Microsoft is working to make Windows 10 a more user-friendly solution. There are many details still unknown about the new operating system, but many businesses may find themselves impacted by the change. With that in mind, let's look at three reasons why organizations should start preparing for a transition to Windows 10.
1. Mobile Devices will Make the Transition Inevitable
When Windows 10 releases, it may well become the de facto operating system for Windows-enabled smartphones and tablets. Consumers are unlikely to change this OS on their own, meaning that IT teams will need to be ready to support Windows 10 in various forms if they want to keep up with user demands. Failing to adapt could cause users running Windows 10 devices to forgo IT-based solutions and start running consumer apps and services to get the job done, creating a potentially dangerous situation.

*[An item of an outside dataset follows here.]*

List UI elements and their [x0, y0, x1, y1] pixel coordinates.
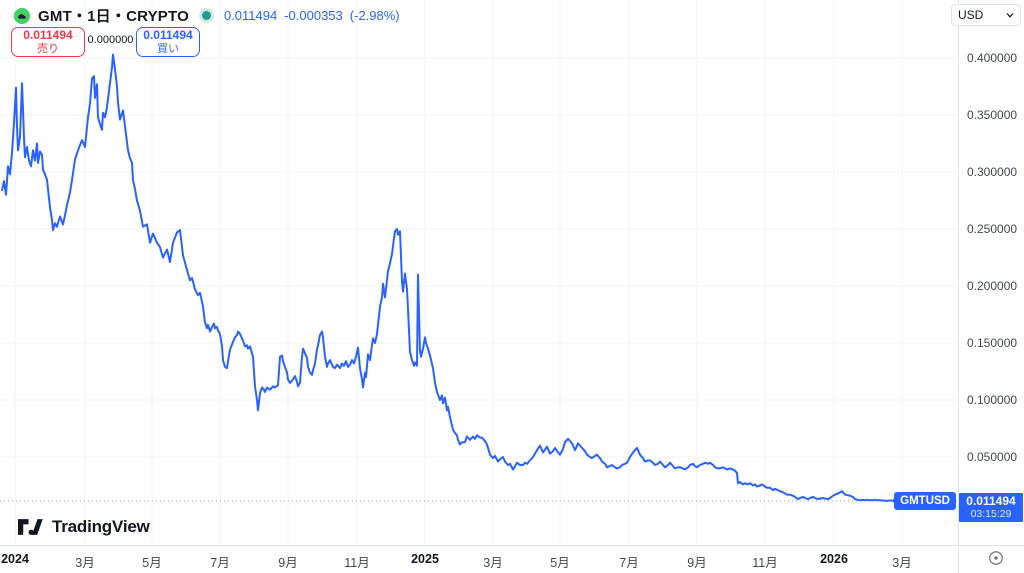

2. Windows 10 May Work Better at User Workstations
This possibility isn't, by any means, a certainty, but there is a good chance that Windows 10 ends up being a genuinely superior operating system for office workstations. The OS is being designed for more intuitive use regardless of which device a user is getting the job done on, making it a potential improvement over Windows 8 for individuals working from an office desktop or laptop. In this case, Windows 10 may end up leading to a productivity boost by offering a more intuitive interface for users functioning with a keyboard and mouse instead of touch controls.
3. It Might be Free
We're now entering into the realm of rumors and speculation, but these aren't unfounded whispers. Prior to Windows 10 being announced, back when we were all expecting Windows 9, Microsoft's president in Indonesia made a statement that the company would be making Windows 9 a free upgrade for users already running Windows 8. The sentiment was that people could just go to the app store and download Windows 9, just like they would have done for the Windows 8.1 update. Of course, soon after that we found out that there won't actually be a Windows 9, there will only be Windows 10, and the statement hasn't been confirmed, but there is still reason to think Windows 10 may come as a free update for Windows 8 users.

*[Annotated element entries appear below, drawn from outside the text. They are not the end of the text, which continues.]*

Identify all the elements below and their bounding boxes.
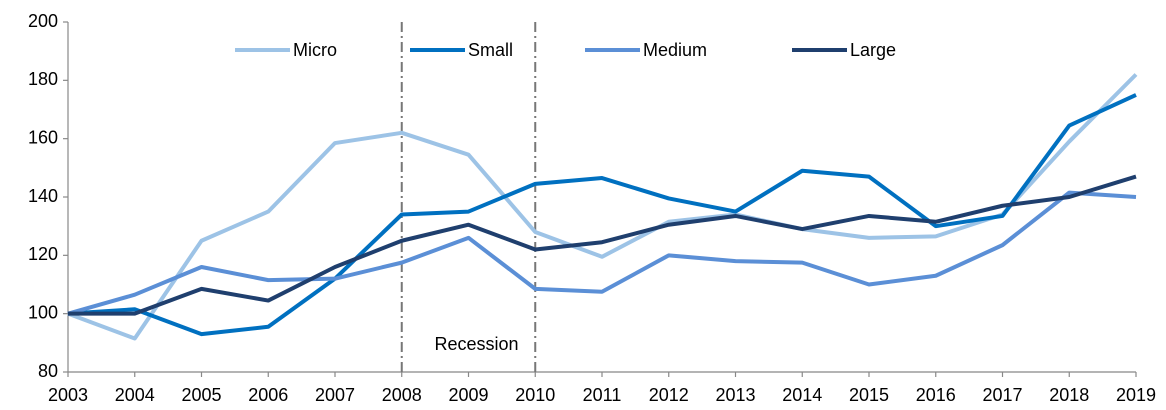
x-tick-label: 2018: [1049, 385, 1089, 405]
y-tick-label: 140: [28, 186, 58, 206]
x-tick-label: 2007: [315, 385, 355, 405]
x-tick-label: 2009: [448, 385, 488, 405]
series-line: [67, 190, 1137, 316]
x-tick-label: 2010: [515, 385, 555, 405]
x-tick-label: 2003: [48, 385, 88, 405]
x-tick-label: 2017: [982, 385, 1022, 405]
legend-label: Medium: [643, 40, 707, 60]
x-tick-label: 2015: [849, 385, 889, 405]
legend-label: Micro: [293, 40, 337, 60]
y-tick-label: 160: [28, 127, 58, 147]
y-tick-label: 120: [28, 244, 58, 264]
x-tick-label: 2014: [782, 385, 822, 405]
y-tick-label: 200: [28, 11, 58, 31]
x-tick-label: 2006: [248, 385, 288, 405]
y-tick-label: 80: [38, 361, 58, 381]
series-line: [67, 93, 1137, 337]
series-line: [67, 73, 1138, 341]
x-tick-label: 2011: [583, 385, 622, 405]
x-tick-label: 2004: [115, 385, 155, 405]
y-tick-label: 180: [28, 69, 58, 89]
recession-label: Recession: [434, 334, 518, 354]
x-tick-label: 2016: [916, 385, 956, 405]
x-tick-label: 2012: [649, 385, 689, 405]
legend-label: Small: [468, 40, 513, 60]
x-tick-label: 2019: [1116, 385, 1156, 405]
x-tick-label: 2008: [382, 385, 422, 405]
x-tick-label: 2005: [181, 385, 221, 405]
legend-label: Large: [850, 40, 896, 60]
x-tick-label: 2013: [715, 385, 755, 405]
series-line: [68, 174, 1137, 316]
y-tick-label: 100: [28, 302, 58, 322]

Getting ready for Windows 10
This is where things get interesting. IT departments are now accustomed to functioning in an environment in which a diverse range of operating systems is continually in use. With that in mind, we may not be looking at an industry-wide, wholesale move to Windows 10 in offices. Instead, IT teams may be better off moving some systems to Windows 10, making sure apps work well on the new operating system and managing everything on a day-to-day basis.

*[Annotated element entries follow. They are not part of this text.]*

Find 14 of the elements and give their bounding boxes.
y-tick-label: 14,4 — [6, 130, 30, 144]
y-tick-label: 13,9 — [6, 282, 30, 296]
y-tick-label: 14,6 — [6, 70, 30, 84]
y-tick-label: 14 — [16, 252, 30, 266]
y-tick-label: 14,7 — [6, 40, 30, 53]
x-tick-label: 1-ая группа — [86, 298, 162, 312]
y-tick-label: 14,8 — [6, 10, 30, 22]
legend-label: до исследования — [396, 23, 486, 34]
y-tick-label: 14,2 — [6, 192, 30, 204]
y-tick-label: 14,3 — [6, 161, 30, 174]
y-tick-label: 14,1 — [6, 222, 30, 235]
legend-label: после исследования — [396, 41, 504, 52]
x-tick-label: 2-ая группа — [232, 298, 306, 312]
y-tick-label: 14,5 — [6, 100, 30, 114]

While this strategy may help IT teams avoid a huge project, it also means they will be facing a more complex, challenging everyday operating climate. This could make IT service management investments, particularly in solutions like change and release management, especially important. Both release and change management can play a key role in helping organizations respond to the many alterations that will need to be made to support the move to Windows 10.